Categories
Living in Society Social Commentary

Favorite Places – Linn and Market

Linn and Market Streets
Linn and Market Streets

I have been spending time near Linn and Market Streets in Iowa City for most of my adult life. I lived on Market Street after getting my master’s degree—my last long stint of bachelorhood before marrying in 1982.

Within a small radius, so much happened that anytime I return, the trip is imbued with memories. But for the traffic, I would stand in the intersection for hours. I mostly settle for a window seat at the nearby coffee shop for my daydreaming.

Linn and MarketOur daughter was born here, and performed the role of a dog on Gilbert Street. It was also one of the few times I remember her performing the guitar in public. We had breakfast at the Hamburg Inn No. 2 after pulling all-night security at Riverside’s Festival Theatre in City Park. Hamburg Inn No. 1 was gone by then.

“Shady streets, very old white frame houses, porch swings, lilacs, one-pump gas stations, and good neighbors…” wrote W.P. Kinsella in Shoeless Joe. “We have a drugstore with a soda fountain… It’s dark and cool and you can smell malt in the air like—a musky perfume. And they have cold lemon-Cokes in sweating glasses, a lime drink called a Green River, and just the best chocolate malts in America. It’s called Pearson’s—right out of a Norman Rockwell painting.”
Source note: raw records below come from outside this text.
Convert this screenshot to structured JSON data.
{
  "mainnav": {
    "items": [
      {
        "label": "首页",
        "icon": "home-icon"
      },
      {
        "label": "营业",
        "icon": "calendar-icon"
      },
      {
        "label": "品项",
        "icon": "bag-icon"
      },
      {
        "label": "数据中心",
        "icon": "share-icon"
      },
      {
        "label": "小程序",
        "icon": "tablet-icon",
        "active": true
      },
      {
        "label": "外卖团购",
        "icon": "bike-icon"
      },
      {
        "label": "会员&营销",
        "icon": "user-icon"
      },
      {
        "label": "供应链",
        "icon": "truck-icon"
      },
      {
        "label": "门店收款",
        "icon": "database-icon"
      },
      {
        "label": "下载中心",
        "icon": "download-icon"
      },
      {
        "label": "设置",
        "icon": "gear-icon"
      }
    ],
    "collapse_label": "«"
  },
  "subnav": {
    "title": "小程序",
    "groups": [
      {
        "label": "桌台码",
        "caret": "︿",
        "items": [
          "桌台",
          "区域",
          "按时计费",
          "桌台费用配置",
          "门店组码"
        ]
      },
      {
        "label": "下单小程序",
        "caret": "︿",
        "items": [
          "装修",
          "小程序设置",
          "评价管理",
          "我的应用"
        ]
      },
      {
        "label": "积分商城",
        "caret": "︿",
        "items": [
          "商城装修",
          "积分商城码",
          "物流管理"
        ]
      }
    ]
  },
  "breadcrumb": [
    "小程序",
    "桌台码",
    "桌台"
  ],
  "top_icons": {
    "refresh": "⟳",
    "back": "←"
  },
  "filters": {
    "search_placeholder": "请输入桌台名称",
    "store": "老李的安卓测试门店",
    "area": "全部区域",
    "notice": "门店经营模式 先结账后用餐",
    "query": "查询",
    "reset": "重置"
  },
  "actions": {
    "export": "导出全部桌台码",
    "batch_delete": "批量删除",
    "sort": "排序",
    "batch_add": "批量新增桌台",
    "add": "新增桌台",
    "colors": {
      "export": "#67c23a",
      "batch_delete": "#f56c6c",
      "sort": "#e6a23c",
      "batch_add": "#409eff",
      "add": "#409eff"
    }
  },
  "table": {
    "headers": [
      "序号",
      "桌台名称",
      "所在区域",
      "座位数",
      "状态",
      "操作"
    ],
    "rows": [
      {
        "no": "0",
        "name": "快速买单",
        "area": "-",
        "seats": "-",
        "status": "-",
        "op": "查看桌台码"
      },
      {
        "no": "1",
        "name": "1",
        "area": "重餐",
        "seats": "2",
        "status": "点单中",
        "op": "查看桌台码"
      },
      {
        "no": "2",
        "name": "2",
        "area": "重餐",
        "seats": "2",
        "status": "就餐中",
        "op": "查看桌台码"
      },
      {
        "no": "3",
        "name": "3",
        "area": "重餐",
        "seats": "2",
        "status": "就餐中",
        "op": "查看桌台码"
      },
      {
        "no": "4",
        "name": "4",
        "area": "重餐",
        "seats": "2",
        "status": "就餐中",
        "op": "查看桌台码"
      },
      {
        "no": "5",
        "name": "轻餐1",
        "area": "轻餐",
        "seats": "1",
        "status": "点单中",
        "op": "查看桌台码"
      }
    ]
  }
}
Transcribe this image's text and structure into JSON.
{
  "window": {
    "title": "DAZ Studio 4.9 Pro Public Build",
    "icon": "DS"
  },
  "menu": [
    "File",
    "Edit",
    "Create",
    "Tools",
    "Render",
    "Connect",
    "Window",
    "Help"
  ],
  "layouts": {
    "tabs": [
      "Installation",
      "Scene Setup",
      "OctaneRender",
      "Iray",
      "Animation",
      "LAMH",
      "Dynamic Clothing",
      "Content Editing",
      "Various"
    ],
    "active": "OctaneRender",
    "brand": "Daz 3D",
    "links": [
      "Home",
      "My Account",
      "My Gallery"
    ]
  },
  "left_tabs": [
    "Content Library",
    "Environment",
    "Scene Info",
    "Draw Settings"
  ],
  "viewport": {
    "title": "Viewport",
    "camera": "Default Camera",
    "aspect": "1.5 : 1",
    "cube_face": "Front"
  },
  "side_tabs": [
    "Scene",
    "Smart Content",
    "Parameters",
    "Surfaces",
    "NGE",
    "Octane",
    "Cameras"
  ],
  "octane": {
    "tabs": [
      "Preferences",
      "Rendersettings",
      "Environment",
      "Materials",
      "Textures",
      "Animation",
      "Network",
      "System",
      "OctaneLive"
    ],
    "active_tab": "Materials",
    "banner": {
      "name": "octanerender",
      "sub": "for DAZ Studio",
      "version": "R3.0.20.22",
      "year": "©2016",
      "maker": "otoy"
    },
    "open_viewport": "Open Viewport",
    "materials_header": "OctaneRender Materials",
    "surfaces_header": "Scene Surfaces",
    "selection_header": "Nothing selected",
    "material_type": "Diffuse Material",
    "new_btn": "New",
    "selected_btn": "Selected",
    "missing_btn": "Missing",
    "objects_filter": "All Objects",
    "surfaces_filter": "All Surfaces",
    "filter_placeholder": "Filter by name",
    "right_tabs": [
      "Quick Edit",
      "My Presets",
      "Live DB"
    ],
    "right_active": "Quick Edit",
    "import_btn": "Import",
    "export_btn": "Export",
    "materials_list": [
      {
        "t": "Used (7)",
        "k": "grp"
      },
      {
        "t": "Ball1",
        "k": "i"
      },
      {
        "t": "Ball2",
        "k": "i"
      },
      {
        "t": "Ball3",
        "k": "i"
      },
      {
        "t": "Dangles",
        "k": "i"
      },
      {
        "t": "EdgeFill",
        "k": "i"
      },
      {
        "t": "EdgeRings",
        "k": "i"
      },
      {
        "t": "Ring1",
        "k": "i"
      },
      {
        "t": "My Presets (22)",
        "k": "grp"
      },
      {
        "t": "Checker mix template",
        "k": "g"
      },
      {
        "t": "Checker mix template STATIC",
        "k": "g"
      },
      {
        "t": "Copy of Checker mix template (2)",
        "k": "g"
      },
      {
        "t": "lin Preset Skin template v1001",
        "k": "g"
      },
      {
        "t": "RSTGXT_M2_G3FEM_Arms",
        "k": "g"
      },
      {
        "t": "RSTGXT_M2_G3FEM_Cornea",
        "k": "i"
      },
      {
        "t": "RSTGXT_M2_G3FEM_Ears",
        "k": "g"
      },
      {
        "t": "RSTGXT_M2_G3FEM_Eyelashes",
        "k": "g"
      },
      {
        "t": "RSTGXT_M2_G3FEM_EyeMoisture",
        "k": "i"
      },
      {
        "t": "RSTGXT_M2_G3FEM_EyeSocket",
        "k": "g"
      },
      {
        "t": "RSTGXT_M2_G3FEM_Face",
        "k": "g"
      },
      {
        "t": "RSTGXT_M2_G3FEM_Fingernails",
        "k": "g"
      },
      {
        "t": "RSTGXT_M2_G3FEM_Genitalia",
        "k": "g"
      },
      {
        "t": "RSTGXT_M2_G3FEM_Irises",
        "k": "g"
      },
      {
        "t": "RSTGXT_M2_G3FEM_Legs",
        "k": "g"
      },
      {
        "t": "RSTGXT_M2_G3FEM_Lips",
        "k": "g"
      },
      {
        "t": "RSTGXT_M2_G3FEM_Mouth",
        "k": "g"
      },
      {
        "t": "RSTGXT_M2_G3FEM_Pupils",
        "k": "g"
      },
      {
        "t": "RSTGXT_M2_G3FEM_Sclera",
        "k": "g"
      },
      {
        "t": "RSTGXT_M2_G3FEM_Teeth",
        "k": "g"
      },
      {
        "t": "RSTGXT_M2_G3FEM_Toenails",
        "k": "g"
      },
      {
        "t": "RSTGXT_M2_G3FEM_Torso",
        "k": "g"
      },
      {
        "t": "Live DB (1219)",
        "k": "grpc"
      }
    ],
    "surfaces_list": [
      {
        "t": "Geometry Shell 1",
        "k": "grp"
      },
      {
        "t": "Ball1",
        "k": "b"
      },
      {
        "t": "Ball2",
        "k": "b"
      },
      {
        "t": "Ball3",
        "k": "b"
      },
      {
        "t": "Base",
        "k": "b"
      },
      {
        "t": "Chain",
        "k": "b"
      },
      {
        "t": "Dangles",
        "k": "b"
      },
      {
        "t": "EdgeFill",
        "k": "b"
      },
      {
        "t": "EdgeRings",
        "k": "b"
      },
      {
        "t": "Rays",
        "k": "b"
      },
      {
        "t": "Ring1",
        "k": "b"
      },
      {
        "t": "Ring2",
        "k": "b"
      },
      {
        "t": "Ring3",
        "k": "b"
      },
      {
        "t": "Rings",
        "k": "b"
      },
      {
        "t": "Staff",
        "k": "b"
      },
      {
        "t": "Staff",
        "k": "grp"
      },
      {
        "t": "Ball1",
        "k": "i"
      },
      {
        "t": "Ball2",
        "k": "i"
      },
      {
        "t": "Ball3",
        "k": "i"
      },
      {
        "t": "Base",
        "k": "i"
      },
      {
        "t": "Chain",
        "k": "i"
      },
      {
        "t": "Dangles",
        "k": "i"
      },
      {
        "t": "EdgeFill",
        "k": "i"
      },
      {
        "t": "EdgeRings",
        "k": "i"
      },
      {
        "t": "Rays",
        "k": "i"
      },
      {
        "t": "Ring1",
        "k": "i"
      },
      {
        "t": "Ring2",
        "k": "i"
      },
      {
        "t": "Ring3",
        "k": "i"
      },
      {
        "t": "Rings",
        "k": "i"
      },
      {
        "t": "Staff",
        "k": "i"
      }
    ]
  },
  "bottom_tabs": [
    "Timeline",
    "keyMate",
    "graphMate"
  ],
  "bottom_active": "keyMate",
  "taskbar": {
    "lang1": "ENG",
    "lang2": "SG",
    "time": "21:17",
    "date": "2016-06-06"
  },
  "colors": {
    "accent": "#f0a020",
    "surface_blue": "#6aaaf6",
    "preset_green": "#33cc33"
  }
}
Pearson’s is now the bank in the photo.

We still favor Pagliai’s Pizza and I bring home a pie from time to time when I’m near around supper time. It is one of the places that hasn’t changed much through the years.

Down the street on Jefferson the university had a portable building where students could drop off punch cards to run on the computer in the early days of programming. Who knew what computing would become?

I was briefly enrolled in James A. Van Allen’s astronomy class—a chance to learn from the legendary physicist directly. I had to drop after registering for more classes than I could handle that semester. More than any teacher I remember, he stretched the limits of my ability to learn.

After so many years of wanting to hear him, when Saul Bellow read from Something to Remember Me By at Macbride Hall, I did.

I met James Hansen, Bill Fehrman, Beau Biden, Elizabeth Edwards, and heard countless speakers—too many to list. With each visit I recall one or another who made an impression. How could I forget Toni Morrison, introduced by Paul Engle, and the bat flying around her head at Old Brick?

I bought books at Murphy Brookfield, Prairie Lights, Iowa Book and Supply, the Salvation Army, the Haunted Bookshop and at the State Historical Society. I still have most of them.

Rich with 45 years of memories, I look forward to each return to Linn and Market—for a cup of coffee, a meeting with my nearby editor, and often, just to sit and remember before a meet up with a friend or two. For me, it will always be home.